David Marshall, one of the passenger ferry proponents and director of operations for Island Ferries, revealed plans for $63-million passenger-only service during an open committee of the whole meeting.
It was the first time the group has made details public.
According to the Victoria-based businessman, the pitch is to build a temporary terminal on the south industrial waterfront, where two catamaran ferries would shuttle passengers between Nanaimo and Vancouver in 68 minutes.
The ferries, which hold more than 370 passengers, will run a minimum of three round trips a day and fares would hover at a base-rate of $30.
Marshall is confident the venture will be successful in the Harbour City, despite the failings of two predecessors. The consortium behind the project has learned from the mistakes and triumphs of Harbour
Lynx, including the need for new ferries and large capital investment, he said.
The group hopes to get the service running next spring, but says it is still waiting on final investment and support from the City of Nanaimo to make the business work.
It’s seeking a 20-year long-term lease at the Wellcox property, with an option to move to the Seaspan site if the company leaves the water lot to consolidate its operations in Duke Point.
It’s also seeking to ink a partnership deal with the City of Nanaimo that would allow the new ferry service a chance to incubate over the next five years.
The group will still pay property taxes, but is asking the municipality to take a smaller piece of promised revenue.
The city would earn about $400,000 in total from passenger and parking over the next five years – a lost revenue of $2.5 million, Marshall said.
After five years the City of Nanaimo would receive $700,000 annually. As part of the new project, the city is also required to service the site to a tune of $125,000.

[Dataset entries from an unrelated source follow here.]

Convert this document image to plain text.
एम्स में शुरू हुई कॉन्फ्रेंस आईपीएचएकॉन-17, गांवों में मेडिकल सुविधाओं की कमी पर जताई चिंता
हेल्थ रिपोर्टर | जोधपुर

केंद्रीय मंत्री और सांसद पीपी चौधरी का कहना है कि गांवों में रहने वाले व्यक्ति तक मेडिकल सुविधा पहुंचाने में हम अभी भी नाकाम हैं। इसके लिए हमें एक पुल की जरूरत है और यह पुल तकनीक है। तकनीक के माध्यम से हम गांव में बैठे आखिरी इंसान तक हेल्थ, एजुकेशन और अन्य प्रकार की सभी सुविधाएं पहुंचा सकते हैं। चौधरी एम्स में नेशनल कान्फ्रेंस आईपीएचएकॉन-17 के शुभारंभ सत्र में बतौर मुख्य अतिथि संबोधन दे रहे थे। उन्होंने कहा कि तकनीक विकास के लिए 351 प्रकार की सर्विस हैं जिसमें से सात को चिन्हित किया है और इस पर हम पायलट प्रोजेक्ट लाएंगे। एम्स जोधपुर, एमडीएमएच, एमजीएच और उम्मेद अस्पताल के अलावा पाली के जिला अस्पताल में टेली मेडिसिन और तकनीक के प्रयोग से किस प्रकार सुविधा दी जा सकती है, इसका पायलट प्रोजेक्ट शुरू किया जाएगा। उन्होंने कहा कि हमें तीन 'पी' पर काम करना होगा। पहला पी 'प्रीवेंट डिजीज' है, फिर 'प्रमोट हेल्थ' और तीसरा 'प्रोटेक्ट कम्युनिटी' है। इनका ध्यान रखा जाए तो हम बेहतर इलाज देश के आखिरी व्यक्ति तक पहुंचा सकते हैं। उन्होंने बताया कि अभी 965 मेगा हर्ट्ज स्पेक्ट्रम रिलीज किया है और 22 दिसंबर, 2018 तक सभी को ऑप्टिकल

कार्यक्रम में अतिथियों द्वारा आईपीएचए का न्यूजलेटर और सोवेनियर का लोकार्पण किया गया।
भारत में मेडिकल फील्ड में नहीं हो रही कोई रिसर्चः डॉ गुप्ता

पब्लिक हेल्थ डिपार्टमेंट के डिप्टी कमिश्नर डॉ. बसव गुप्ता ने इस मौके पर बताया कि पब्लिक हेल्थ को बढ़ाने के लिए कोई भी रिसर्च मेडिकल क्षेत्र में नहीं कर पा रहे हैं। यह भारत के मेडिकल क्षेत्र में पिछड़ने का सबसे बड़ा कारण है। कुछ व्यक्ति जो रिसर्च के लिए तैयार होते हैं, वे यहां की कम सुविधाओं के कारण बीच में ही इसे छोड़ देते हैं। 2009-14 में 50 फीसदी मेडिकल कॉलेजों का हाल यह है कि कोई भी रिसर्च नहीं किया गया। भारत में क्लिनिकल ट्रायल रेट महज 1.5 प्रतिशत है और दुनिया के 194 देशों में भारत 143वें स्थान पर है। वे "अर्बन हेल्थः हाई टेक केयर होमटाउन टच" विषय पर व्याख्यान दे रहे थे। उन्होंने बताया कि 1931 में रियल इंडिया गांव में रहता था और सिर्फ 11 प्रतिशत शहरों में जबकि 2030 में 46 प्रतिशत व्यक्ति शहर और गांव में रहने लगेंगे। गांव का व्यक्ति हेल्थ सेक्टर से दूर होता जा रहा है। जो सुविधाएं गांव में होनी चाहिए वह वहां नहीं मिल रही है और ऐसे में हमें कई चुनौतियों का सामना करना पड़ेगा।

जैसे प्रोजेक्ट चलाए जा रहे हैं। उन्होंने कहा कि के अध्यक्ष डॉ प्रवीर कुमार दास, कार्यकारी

This will be the first time the city considers a partnership with a passenger ferry service and while city officials are excited about the economic opportunities ahead, they say there are also questions and details to be ironed out.
City staff members have yet to consider the effect increased traffic could have on the south end or whether the consortium can have the parking it wants. There are also ongoing discussions about access, with only one public route available into the south industrial waterfront.
Ian Howat, the city’s acting general manager of corporate services, said the project is complex and a passionate issue for people so city staff members plan to proceed cautiously. The process of determining an agreement could take between two and six months, beginning with city staff members seeking feedback from taxpayers and politicians.
“Now we want to hear from people,” Howat said. “We need to hear whether they want to see a fast ferry here, [if] there are aspects of this proposal that are distasteful [or if] these aspects are reasonable and tolerable.
“We just need to hear … how they feel about it.”
The passenger ferry service has been in the works for the last four years and could be ready within six months of the financial close to begin running between Nanaimo and downtown Vancouver.
Marshall, the only investor and member of the consortium to go public, said the ferries are anticipated to help spur economic development and will generate 105 marine jobs to start, including 80 in Nanaimo and 25 in Victoria and Vancouver. Marshall does not anticipate Island Ferries will need to sell taxpayers on the idea of partnership agreement or foot ferry service because the company is going to be pumping revenue into the city rather than asking for tax breaks.
But Coun. Bill McKay said it’s important the public knows what the city is getting into and have a chance to weigh in on the project.
“I think the only stumbling block we are going to have here is people’s understanding of what the city’s participation in the program is going to be,” McKay said. “We want to make sure we have their blessing before we go too far along this road.”
Residents with early input on the proposal are being asked to talk write, e-mail or speak with council members about their opinions.